Published May 6, 2016

LOS ANGELES – The U.S. Army Corps of Engineers Los Angeles District issued a permit on May 5 to the California Department of Transportation authorizing construction activities in waters of the United States and navigable waters associated with constructing the first phase of the I-5 North Coast Corridor Project in San Diego County. Over the next 20 years, the project will add two high-occupancy vehicle lanes in both directions to approximately 27 miles of the I-5 freeway from La Jolla Village Drive in San Diego northward to Harbor Drive/Vandegrift Boulevard in Oceanside.

Caltrans plans to discharge fill material and to complete other work in six coastal lagoons, the San Luis Rey River and several smaller streams and other aquatic features in the North Coast Corridor area during construction. Several bridges will be replaced or widened. The federal Clean Water Act requires authorization by the Corps of Engineers of such discharges into U.S. waters.

Adverse impacts to the aquatic environment resulting from construction of the project are offset by compensatory mitigation requirements, which may include restoring, enhancing, establishing and preserving aquatic functions and services. Federal regulations on compensatory mitigation circulated in 2008 significantly raised standards and requirements of mitigation efforts.

"We work with permit applicants to avoid impacts to lakes, rivers, streams, wetlands and coastal waters, where possible; then we try to minimize impacts.
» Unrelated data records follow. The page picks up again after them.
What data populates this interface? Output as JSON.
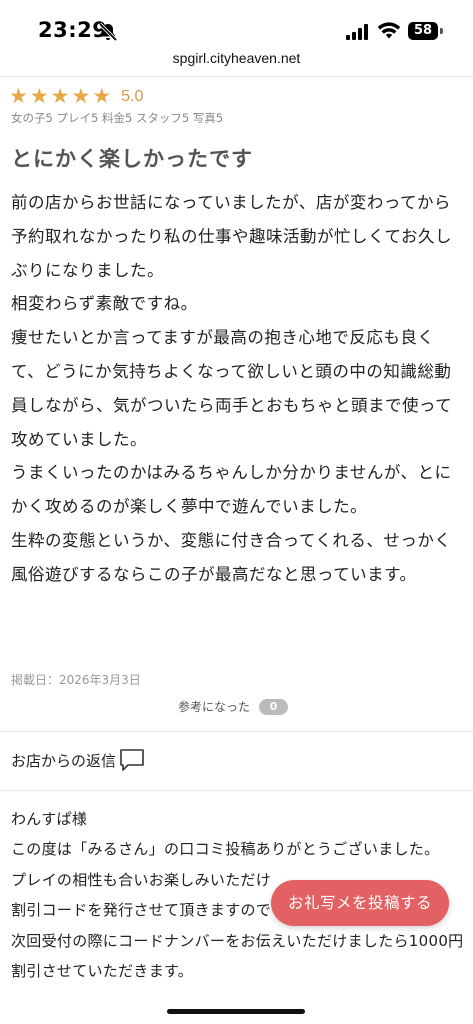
{
  "status_bar": {
    "time": "23:29",
    "battery": "58"
  },
  "browser": {
    "url": "spgirl.cityheaven.net"
  },
  "review": {
    "stars": [
      "★",
      "★",
      "★",
      "★",
      "★"
    ],
    "rating": "5.0",
    "sub_ratings": "女の子5 プレイ5 料金5 スタッフ5 写真5",
    "title": "とにかく楽しかったです",
    "paragraphs": [
      "前の店からお世話になっていましたが、店が変わってから予約取れなかったり私の仕事や趣味活動が忙しくてお久しぶりになりました。",
      "相変わらず素敵ですね。",
      "痩せたいとか言ってますが最高の抱き心地で反応も良くて、どうにか気持ちよくなって欲しいと頭の中の知識総動員しながら、気がついたら両手とおもちゃと頭まで使って攻めていました。",
      "うまくいったのかはみるちゃんしか分かりませんが、とにかく攻めるのが楽しく夢中で遊んでいました。",
      "生粋の変態というか、変態に付き合ってくれる、せっかく風俗遊びするならこの子が最高だなと思っています。"
    ],
    "posted_date": "掲載日：2026年3月3日",
    "helpful_label": "参考になった",
    "helpful_count": "0"
  },
  "shop_reply": {
    "heading": "お店からの返信",
    "lines": [
      "わんすぱ様",
      "この度は「みるさん」の口コミ投稿ありがとうございました。",
      "プレイの相性も合いお楽しみいただけ",
      "割引コードを発行させて頂きますので",
      "次回受付の際にコードナンバーをお伝えいただけましたら1000円割引させていただきます。"
    ]
  },
  "fab": {
    "label": "お礼写メを投稿する"
  },
  "colors": {
    "star": "#e8a84a",
    "fab": "#e36163"
  }
}
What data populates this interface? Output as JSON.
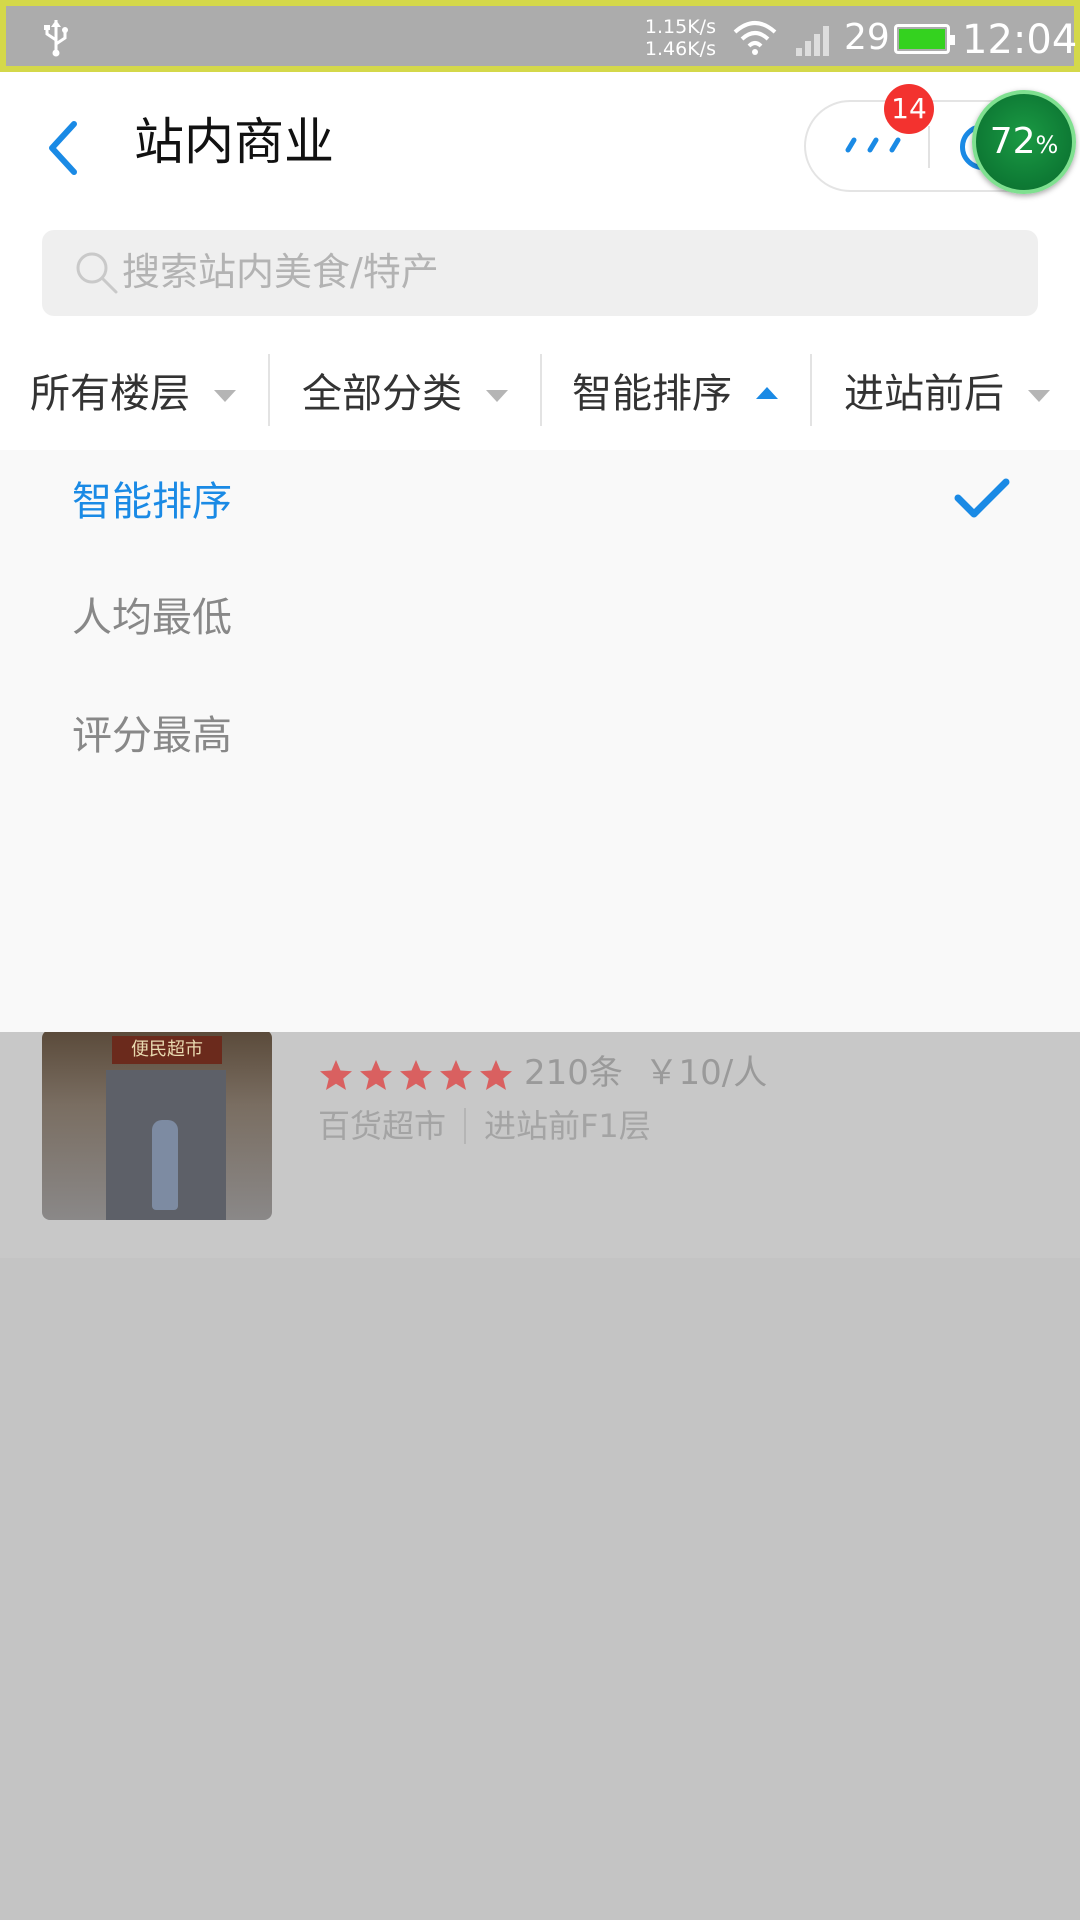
{
  "status_bar": {
    "net_up": "1.15K/s",
    "net_down": "1.46K/s",
    "battery_level": "29",
    "time": "12:04"
  },
  "header": {
    "title": "站内商业",
    "notification_count": "14",
    "boost_percent": "72",
    "boost_unit": "%"
  },
  "search": {
    "placeholder": "搜索站内美食/特产"
  },
  "filters": [
    {
      "label": "所有楼层",
      "active": false
    },
    {
      "label": "全部分类",
      "active": false
    },
    {
      "label": "智能排序",
      "active": true
    },
    {
      "label": "进站前后",
      "active": false
    }
  ],
  "sort_options": [
    {
      "label": "智能排序",
      "selected": true
    },
    {
      "label": "人均最低",
      "selected": false
    },
    {
      "label": "评分最高",
      "selected": false
    }
  ],
  "list_item": {
    "thumb_sign": "便民超市",
    "rating": 5,
    "reviews": "210条",
    "price": "￥10/人",
    "category": "百货超市",
    "location": "进站前F1层"
  },
  "colors": {
    "accent": "#1a8ae5",
    "badge": "#f3322f",
    "star": "#d96060"
  }
}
Following those efforts, if any impacts remain, we then focus on developing compensatory mitigation plans to offset those permitted impacts,” said David Castanon, chief of the District’s Regulatory Division. “Our mission is to protect Southern California and Arizona aquatic resources, while allowing for reasonable development and public infrastructure needs through fair, flexible and timely permit decisions."
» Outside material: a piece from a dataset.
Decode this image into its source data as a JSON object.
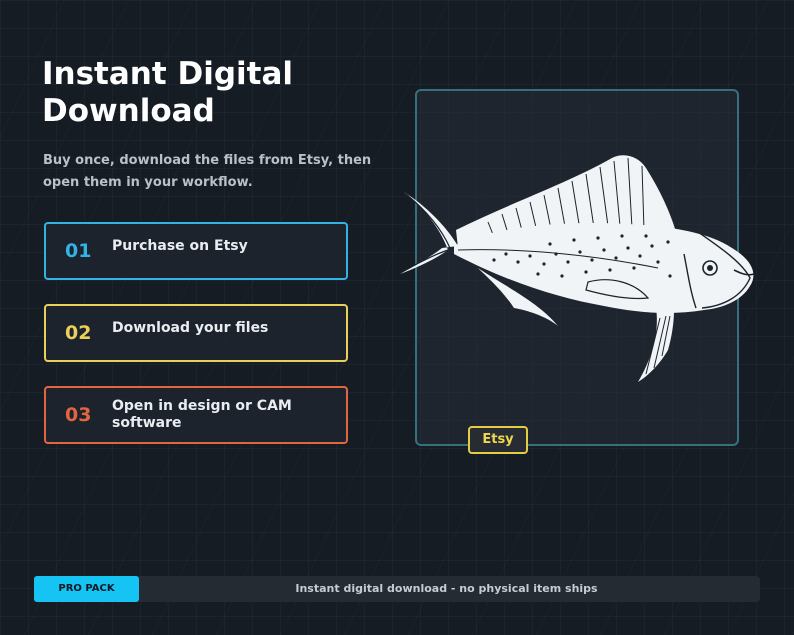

The Corps worked with interested agencies and other parties during the last several years to develop a comprehensive Resource Enhancement and Mitigation Program. This coordination identified mitigation projects with a regional and watershed perspective that will compensate for unavoidable losses of natural resources associated with constructing the I-5 North Coast Corridor project and other transportation-related projects in the NCC area. A significant portion of the mitigation will occur in advance of the impacts resulting from constructing these projects.
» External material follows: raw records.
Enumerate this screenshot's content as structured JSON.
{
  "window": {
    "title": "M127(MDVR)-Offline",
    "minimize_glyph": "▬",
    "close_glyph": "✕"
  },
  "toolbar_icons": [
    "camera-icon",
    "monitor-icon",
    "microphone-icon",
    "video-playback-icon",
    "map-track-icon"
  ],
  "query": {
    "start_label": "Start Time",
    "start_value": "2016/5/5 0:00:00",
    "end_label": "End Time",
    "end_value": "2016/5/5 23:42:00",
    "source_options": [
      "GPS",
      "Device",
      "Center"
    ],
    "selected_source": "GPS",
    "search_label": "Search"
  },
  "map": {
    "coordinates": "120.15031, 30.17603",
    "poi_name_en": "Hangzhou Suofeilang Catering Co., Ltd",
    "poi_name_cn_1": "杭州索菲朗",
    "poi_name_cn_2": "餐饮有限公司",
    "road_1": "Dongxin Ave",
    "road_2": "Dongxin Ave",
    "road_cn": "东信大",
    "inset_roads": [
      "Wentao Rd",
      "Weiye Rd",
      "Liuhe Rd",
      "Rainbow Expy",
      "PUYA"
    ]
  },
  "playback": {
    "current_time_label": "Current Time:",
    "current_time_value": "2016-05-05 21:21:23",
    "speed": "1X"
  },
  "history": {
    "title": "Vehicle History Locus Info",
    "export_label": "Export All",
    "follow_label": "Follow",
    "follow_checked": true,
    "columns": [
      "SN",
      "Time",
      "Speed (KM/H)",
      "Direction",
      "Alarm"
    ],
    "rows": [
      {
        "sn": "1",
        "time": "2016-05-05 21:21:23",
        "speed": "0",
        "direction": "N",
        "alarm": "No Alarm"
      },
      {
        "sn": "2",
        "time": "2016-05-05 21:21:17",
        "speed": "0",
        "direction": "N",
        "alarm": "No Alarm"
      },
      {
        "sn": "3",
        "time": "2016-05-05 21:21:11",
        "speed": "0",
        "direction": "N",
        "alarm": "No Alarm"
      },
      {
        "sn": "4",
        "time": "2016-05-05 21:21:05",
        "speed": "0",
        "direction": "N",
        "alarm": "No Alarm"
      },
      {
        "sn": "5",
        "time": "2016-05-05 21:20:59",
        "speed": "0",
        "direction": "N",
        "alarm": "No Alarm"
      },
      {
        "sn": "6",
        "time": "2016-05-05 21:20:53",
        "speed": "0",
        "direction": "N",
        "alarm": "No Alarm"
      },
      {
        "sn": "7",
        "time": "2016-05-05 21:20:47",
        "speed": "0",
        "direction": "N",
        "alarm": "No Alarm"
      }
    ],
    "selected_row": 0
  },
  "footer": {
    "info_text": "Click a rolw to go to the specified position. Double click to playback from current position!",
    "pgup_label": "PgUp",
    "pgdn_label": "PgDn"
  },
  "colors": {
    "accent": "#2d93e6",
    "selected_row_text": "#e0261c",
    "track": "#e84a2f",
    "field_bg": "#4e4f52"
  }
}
“Implementing mitigation in advance of unavoidable aquatic resource impacts allows for functional gains to be realized before functional losses occur in affected ecosystems and regions,” said Dr. Spencer MacNeil, chief of the Regulatory Division’s Transportation and Special Projects Branch. “This minimizes or eliminates temporal resource losses in these areas and reduces the mitigation required to offset those impacts.”

During the permit process, the Corps sought and considered the views of the U.S. Environmental Protection Agency, the U.S. Fish and Wildlife Service, the National Marine Fisheries Service, the California Department of Fish and Wildlife, local agencies, interest groups and the general public.

The Corps Regulatory Program evaluates permit applications for most construction activities that occur in the nation’s lakes, rivers, streams, and oceans, including wetlands. Federal regulations for issuing a CWA permit require the applicant to pursue the least environmentally damaging practical alternative, "which would have less adverse impacts on the aquatic ecosystem, so long as the alternative does not have other significant adverse environmental consequences," according to Castanon.  Similarly, work or structures in, over, or under navigable waters, such as the Pacific Ocean and other tidally influenced waters, require Corps Regulatory Program authorization pursuant to Section 10 of the Rivers and Harbors Act.


Regulatory Program Goals:

·       To provide strong protection of the nation's aquatic environment, including wetlands.

·       To ensure that the Corps provides the regulated public with fair and reasonable decisions.

·       To enhance the efficiency of the Corps’ administration of its regulatory program.